Kobyla marzy o sali, a gimnazjum o szatniach
Najlepiej w gminie Kornowac uczą się dzieci z Rzuchowa, najmniejszej szkoły w gminie. Wielu młodych mieszkańców sołectwa wybiera jednak placówki w sąsiedniej Pstrążnej oraz Lyskach. – Bo do kornowackiego gimnazjum mają 1,5 km. Po niezwykle ruchliwej drodze – zauważył sołtys wsi.
Niepokojącymi nazwał wyniki w nauce osiągane przez szkołę z Pogrzebienia jej wychowanek a obecny szef rady Kornowaca Paweł Duda. – Mamy trudności natury wychowawczej – przyznała dyrektor placówki. – Wiem, co oznacza mieć u siebie dzieci z domu dziecka – wsparła ją koleżanka z Rzuchowa.
W rozwojowej wsi, jak nazwała Kobylę dyrektor miejscowego ZSP Joanna Kolarczyk, buduje domy wielu młodych mieszkańców, którzy przeprowadzili się tam z Raciborza. – Chętnie zapisywaliby dzieci do naszej szkoły, ale wskazują na brak sali gimnastycznej – wyjaśniła. Ma już koncepcję budowy takiego obiektu, o wymiarach 18 na 9 metrów. Liczy, że za kolejnej kadencji na stanowisku zespół zyska salę. – A już w przyszłym roku o parę godzin wydłużymy pracę w świetlicy, aby dzieci, które nie mają na miejscu krewnych, mogli zaczekać u nas na rodziców wracających z pracy – zapowiedziała Kolarczyk.

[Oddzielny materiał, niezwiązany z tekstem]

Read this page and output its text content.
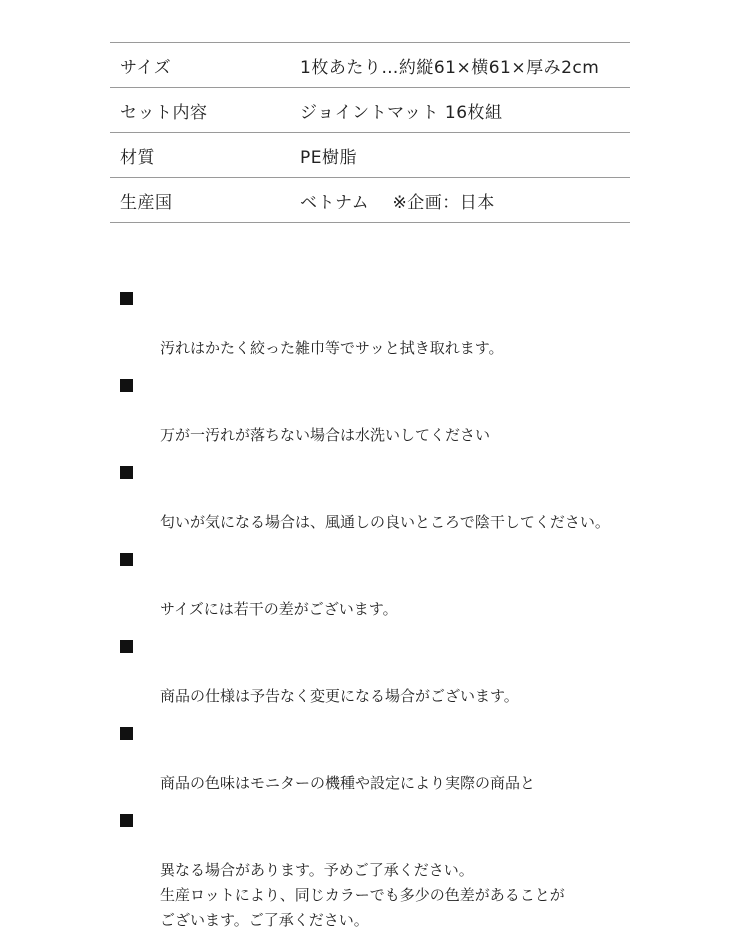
サイズ	1枚あたり…約縦61×横61×厚み2cm
セット内容	ジョイントマット 16枚組
材質	PE樹脂
生産国	ベトナム　 ※企画：日本

汚れはかたく絞った雑巾等でサッと拭き取れます。

万が一汚れが落ちない場合は水洗いしてください

匂いが気になる場合は、風通しの良いところで陰干してください。

サイズには若干の差がございます。

商品の仕様は予告なく変更になる場合がございます。

商品の色味はモニターの機種や設定により実際の商品と

異なる場合があります。予めご了承ください。
生産ロットにより、同じカラーでも多少の色差があることが
ございます。ご了承ください。
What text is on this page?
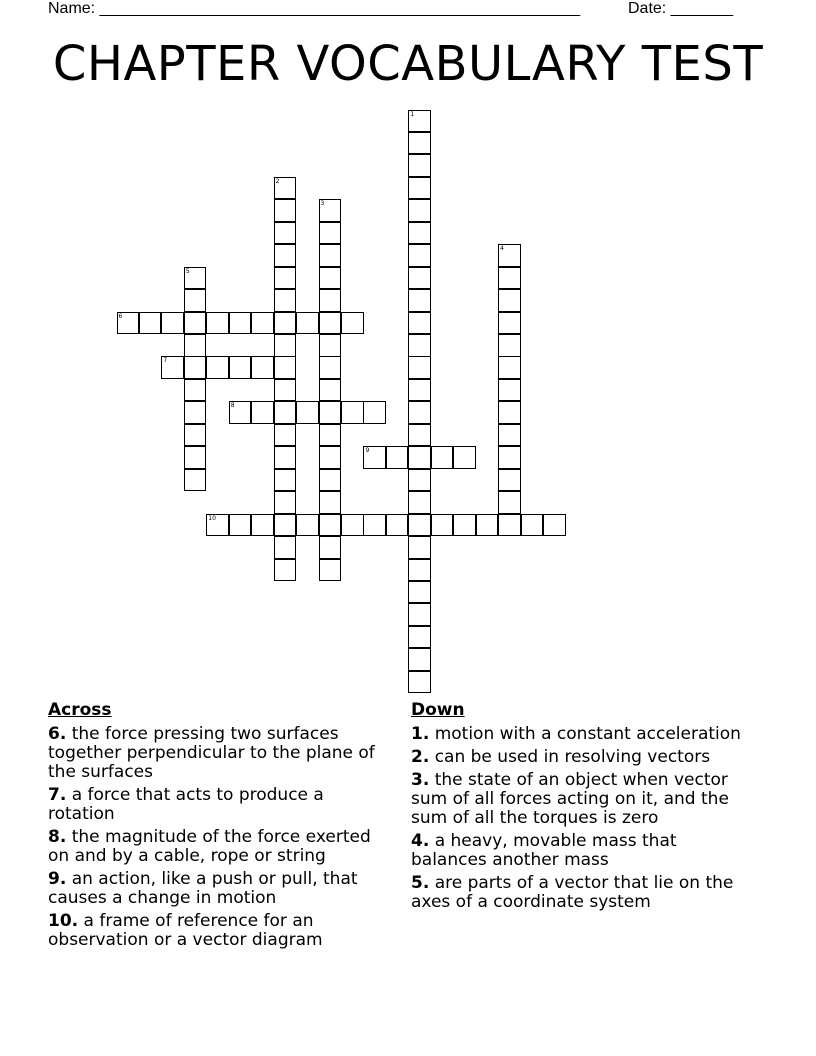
Name: ______________________________________________________	Date: _______
CHAPTER VOCABULARY TEST
1
2
3
4
5
6
7
8
9
10
Across
6. the force pressing two surfaces together perpendicular to the plane of the surfaces
7. a force that acts to produce a rotation
8. the magnitude of the force exerted on and by a cable, rope or string
9. an action, like a push or pull, that causes a change in motion
10. a frame of reference for an observation or a vector diagram
Down
1. motion with a constant acceleration
2. can be used in resolving vectors
3. the state of an object when vector sum of all forces acting on it, and the sum of all the torques is zero
4. a heavy, movable mass that balances another mass
5. are parts of a vector that lie on the axes of a coordinate system
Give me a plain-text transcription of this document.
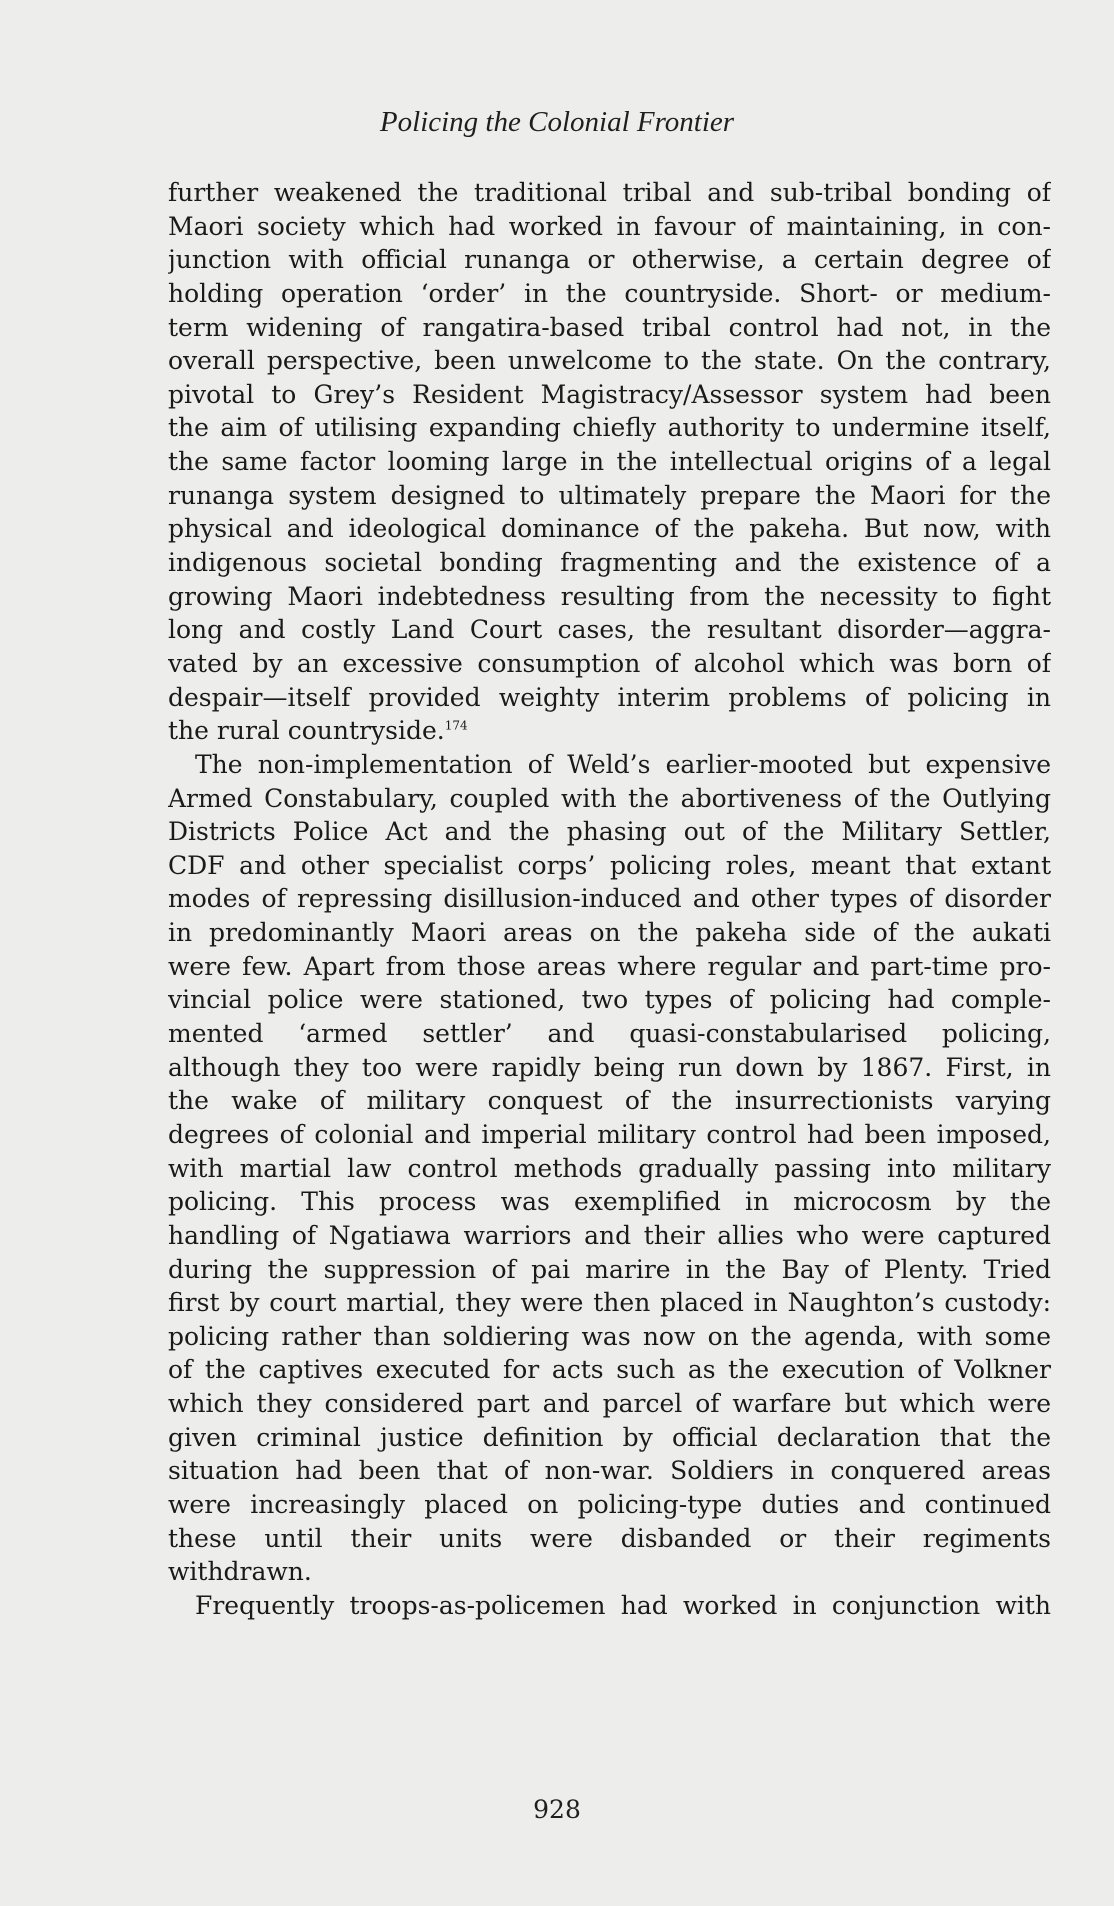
Policing the Colonial Frontier
further weakened the traditional tribal and sub-tribal bonding of
Maori society which had worked in favour of maintaining, in con-
junction with official runanga or otherwise, a certain degree of
holding operation ‘order’ in the countryside. Short- or medium-
term widening of rangatira-based tribal control had not, in the
overall perspective, been unwelcome to the state. On the contrary,
pivotal to Grey’s Resident Magistracy/Assessor system had been
the aim of utilising expanding chiefly authority to undermine itself,
the same factor looming large in the intellectual origins of a legal
runanga system designed to ultimately prepare the Maori for the
physical and ideological dominance of the pakeha. But now, with
indigenous societal bonding fragmenting and the existence of a
growing Maori indebtedness resulting from the necessity to fight
long and costly Land Court cases, the resultant disorder—aggra-
vated by an excessive consumption of alcohol which was born of
despair—itself provided weighty interim problems of policing in
the rural countryside.$^{174}$
The non-implementation of Weld’s earlier-mooted but expensive
Armed Constabulary, coupled with the abortiveness of the Outlying
Districts Police Act and the phasing out of the Military Settler,
CDF and other specialist corps’ policing roles, meant that extant
modes of repressing disillusion-induced and other types of disorder
in predominantly Maori areas on the pakeha side of the aukati
were few. Apart from those areas where regular and part-time pro-
vincial police were stationed, two types of policing had comple-
mented ‘armed settler’ and quasi-constabularised policing,
although they too were rapidly being run down by 1867. First, in
the wake of military conquest of the insurrectionists varying
degrees of colonial and imperial military control had been imposed,
with martial law control methods gradually passing into military
policing. This process was exemplified in microcosm by the
handling of Ngatiawa warriors and their allies who were captured
during the suppression of pai marire in the Bay of Plenty. Tried
first by court martial, they were then placed in Naughton’s custody:
policing rather than soldiering was now on the agenda, with some
of the captives executed for acts such as the execution of Volkner
which they considered part and parcel of warfare but which were
given criminal justice definition by official declaration that the
situation had been that of non-war. Soldiers in conquered areas
were increasingly placed on policing-type duties and continued
these until their units were disbanded or their regiments
withdrawn.
Frequently troops-as-policemen had worked in conjunction with
928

Prowadząca ZSP w Pogrzebieniu Joanna Krasek starała się wytłumaczyć słabe wyniki w nauce uczniów swojej placówki. Jeszcze w 2003 i 2005 roku osiągali dobre rezultaty. Rok później zaczęły się pogarszać. Dyrektor przypomniała, że uczą się u niej dzieci z miejscowej placówki opiekuńczej. – Mamy problemy wychowawcze, przed lekcją trzeba dyscyplinować klasy. Dzieci są niedopilnowane, nie mają śniadań, nie odrabiają zadań domowych – mówiła. Dodała, że rodziców musi wzywać listami poleconymi, co nigdy wcześniej się nie zdarzało.
O potrzebach kornowackiego gimnazjum opowiedział dyrektor Jan Bugdol. – Bramki mamy 30-letnie, aż się proszą o wymianę. Musimy też zbudować szatnie i przenieść tam szafki z korytarza. Wystarczy przykleić dwie ściany do budynku szkoły i problem z głowy – stwierdził Bugdol. Dyrektor gimnazjum zaznaczył, że i u niego jest sporo uczniów z orzeczeniami poradni. – Mam ich 22 i gdyby podzielić to wychodzi, że jest ich po kilku w każdej z klas – wyliczył.